/ tips

EU Delay/Cancellation Compensation Explained

Ever wondered if you were due compensation for a delayed flight?

Well this post gives a quick breakdown of what compensation you should be entitled to after a delay/cancellation, and exactly how much you are entitled to claim.

The first thing to point out, is that the time delayed is defined as the difference between the time of arrival and the time the aircraft doors open after you land.

That means that if you take off 3hrs and 10 minutes late, but land within 2 hours and 50 minutes of the arrival time, you wouldn't technically be due any compensation. Although it still may be worth a shot.

The table below sets out all you need to know.

Delay Flight Distance Compensation
At least 3 hours Less than 1,500km €250
Between 1,500km and 3,500km €400
More than 1,500km and within the EU €400
3-4 hours More than 3500km, between an EU and non-EU airport €300
At least 4 hours More than 3,500km, between an EU and non-EU airport €600

If you look in the table above, you'll see that if your flight was delayed by 6 hours, from one EU airport to another with a distance of 3,600km, you'd be entitled to €400, for example.

You can also see that if you weren't delayed by more than 3 hours, you aren't entitled to any compensation (however you may be entitled to meal vouchers).

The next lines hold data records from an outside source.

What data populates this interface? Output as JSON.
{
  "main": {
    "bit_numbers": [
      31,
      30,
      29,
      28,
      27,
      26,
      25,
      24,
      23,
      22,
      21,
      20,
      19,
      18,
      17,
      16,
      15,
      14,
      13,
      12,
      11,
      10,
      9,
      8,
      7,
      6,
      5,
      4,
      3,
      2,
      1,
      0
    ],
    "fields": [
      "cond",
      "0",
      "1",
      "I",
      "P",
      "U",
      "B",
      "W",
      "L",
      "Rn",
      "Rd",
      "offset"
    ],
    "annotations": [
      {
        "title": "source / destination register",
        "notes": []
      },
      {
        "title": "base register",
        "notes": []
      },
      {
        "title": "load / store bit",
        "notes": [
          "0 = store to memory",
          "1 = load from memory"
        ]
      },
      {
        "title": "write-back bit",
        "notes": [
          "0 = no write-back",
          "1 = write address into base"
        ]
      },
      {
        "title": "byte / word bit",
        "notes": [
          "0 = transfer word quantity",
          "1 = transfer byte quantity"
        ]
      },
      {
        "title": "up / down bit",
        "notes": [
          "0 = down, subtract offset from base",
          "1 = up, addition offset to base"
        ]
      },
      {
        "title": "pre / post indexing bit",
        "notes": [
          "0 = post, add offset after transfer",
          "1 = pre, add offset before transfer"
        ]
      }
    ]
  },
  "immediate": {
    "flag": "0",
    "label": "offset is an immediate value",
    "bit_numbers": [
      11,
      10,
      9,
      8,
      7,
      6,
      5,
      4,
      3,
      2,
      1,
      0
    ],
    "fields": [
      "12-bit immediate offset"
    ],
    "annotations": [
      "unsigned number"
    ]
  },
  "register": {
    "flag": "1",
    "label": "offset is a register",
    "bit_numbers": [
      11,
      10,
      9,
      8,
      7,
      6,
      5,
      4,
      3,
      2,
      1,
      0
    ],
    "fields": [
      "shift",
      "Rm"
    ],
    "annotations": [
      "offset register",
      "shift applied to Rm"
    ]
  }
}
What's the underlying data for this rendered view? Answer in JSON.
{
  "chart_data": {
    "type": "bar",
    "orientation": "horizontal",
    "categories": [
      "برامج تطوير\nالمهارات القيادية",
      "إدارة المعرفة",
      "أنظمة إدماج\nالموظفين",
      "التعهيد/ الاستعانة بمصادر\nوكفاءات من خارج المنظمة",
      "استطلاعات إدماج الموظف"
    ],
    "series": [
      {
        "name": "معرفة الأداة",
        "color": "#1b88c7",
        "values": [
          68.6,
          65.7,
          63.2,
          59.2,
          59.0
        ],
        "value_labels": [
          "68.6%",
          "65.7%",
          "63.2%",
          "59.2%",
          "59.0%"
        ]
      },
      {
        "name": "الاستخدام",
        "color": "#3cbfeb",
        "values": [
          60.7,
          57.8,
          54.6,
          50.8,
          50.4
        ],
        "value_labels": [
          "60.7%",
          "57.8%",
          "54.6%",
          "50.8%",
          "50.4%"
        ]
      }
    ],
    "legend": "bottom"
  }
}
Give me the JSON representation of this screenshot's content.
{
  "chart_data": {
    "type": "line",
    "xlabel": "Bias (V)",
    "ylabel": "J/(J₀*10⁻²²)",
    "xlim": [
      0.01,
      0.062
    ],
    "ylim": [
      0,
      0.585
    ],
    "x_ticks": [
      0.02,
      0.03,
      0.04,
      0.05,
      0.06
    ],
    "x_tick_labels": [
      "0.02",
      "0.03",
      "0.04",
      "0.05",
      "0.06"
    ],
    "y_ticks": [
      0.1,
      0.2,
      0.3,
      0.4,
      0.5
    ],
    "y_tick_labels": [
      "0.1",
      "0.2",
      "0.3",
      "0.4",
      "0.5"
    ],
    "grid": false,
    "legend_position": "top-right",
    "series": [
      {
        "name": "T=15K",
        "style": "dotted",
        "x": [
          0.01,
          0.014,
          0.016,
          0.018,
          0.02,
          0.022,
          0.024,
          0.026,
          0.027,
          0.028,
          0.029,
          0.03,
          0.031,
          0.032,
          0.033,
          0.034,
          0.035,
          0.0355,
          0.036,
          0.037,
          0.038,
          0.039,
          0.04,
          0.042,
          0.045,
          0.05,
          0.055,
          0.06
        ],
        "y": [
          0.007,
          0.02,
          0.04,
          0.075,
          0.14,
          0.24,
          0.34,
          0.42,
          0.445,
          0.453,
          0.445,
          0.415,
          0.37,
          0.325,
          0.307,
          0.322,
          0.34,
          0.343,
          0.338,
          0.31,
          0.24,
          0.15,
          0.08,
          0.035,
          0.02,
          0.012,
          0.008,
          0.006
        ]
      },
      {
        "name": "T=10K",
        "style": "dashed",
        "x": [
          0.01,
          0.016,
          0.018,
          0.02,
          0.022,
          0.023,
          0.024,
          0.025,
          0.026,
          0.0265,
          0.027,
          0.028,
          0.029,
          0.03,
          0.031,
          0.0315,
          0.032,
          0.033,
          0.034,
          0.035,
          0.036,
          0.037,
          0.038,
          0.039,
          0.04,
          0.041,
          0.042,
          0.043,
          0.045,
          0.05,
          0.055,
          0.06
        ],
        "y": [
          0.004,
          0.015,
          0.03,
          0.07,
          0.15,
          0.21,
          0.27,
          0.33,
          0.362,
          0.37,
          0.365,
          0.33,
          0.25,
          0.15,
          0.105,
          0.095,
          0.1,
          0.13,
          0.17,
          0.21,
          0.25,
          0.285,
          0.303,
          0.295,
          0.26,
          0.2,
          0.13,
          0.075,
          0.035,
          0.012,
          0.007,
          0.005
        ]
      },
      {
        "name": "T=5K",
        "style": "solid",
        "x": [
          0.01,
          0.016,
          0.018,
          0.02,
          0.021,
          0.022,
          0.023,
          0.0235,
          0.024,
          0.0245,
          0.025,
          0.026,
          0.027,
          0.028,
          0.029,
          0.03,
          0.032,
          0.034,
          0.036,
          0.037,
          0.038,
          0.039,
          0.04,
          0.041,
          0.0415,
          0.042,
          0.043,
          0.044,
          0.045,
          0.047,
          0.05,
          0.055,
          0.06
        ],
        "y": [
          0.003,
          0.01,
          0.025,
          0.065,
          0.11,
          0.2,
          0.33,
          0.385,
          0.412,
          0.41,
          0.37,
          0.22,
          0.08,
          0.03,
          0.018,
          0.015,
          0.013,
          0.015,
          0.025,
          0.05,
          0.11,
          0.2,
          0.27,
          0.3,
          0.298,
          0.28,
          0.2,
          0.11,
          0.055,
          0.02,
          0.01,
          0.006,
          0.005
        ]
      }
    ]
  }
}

Airlines can turn down claims if exceptional circumstances apply. There is no set rules of what this means, but typically if the delay was completely beyond the airlines control, then it may come under exceptional circumstances.

"As under the Montreal Convention, obligations on operating air carriers should be limited or excluded in cases where an event has been caused by extraordinary circumstances which could not have been avoided even if all reasonable measures had been taken.

"Such circumstances may, in particular, occur in cases of political instability, meteorological conditions incompatible with the operation of the flight concerned, security risks, unexpected flight safety shortcomings and strikes that affect the operation of an operating air carrier."

Technical faults are not exceptional as one can argue that the airline should know that technical problems do arise, and they should be prepared. Basically the question to ask is "is this the airlines fault or someone else's?".

Delays due to incorrect scheduling are fair game, as are delays due to pilots being sick, damage to an aircraft, etc.

Here is the links for some airlines where you can submit your claim:
British Airways

Below is a template that you can use which tells the airline you know your rights and gives them the information they typically need.

I'm writing to claim compensation under EC Regulation 261/2004 for the delay/cancellation of my flight.
Flight number: XYZ1234
Passenger names:
Date of flight:

They must also offer you meals, refreshments and hotel accommodation as appropriate whilst you wait for a rearranged flight. Airlines would be breaking the rules if they don't offer you this, or at least offer to refund you the out-of-pocket cost. They are obliged to pay for this whether the delay/cancellation was caused by exceptional circumstance or not.